Computability logic: Giving Caesar what belongs to Caesar


Giorgi Japaridze


The present article is a brief informal survey o$\textit {computability logic}$ (CoL). This relatively young and still evolving nonclassical logic can be characterized as a formal theory of computability in the same sense as classical logic is a formal theory of truth. In a broader sense, being conceived semantically rather than proof-theoretically, CoL is not just a particular theory but an ambitious and challenging long-term project for redeveloping logic.

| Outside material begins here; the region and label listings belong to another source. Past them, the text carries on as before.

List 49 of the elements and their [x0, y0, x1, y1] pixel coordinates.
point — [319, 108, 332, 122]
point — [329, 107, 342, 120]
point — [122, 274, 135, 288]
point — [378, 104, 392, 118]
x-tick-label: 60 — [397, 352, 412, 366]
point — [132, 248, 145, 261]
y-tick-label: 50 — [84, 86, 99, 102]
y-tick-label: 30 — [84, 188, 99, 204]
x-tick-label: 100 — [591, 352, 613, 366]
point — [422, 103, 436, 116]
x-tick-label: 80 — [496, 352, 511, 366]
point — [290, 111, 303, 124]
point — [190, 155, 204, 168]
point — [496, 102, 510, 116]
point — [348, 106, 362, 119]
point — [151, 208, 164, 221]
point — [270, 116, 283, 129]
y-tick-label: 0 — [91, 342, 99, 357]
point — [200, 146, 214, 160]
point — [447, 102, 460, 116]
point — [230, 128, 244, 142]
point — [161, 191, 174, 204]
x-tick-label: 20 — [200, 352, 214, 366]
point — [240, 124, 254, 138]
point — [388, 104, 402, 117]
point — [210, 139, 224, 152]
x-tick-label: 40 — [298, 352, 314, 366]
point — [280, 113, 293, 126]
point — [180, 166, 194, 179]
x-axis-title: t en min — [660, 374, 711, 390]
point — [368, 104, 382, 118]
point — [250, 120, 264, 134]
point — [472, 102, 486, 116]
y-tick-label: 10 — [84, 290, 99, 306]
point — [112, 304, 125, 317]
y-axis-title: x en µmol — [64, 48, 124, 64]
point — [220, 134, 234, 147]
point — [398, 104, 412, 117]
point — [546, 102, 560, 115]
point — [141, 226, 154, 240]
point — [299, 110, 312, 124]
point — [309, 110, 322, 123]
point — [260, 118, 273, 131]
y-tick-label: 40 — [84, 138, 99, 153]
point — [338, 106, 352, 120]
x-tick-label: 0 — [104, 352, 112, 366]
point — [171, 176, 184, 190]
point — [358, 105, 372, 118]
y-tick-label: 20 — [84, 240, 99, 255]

In CoL, logical operators stand for operations on computational problems, formulas represent such problems, and their "truth" is seen as algorithmic solvability. In turn, computational problems – understood in their most general, interactive sense – are defined as games played by a machine against its environment, with "algorithmic solvability" meaning existence of a machine which wins the game against any possible behavior of the environment. With this semantics, CoL provides a systematic answer to the question "What can be computed?", just like classical logic is a systematic tool for telling what is true. Furthermore, as it happens, in positive cases "What can be computed" always allows itself to be replaced by "How can be computed", which makes CoL a problem-solving tool.

CoL is a conservative extension of classical first order logic but is otherwise much more expressive than the latter, opening a wide range of new application areas. It relates to intuitionistic and linear logics in a similar fashion, which allows us to say that CoL reconciles and unifies the three traditions of logical thought (and beyond) on the basis of its natural and "universal" game semantics.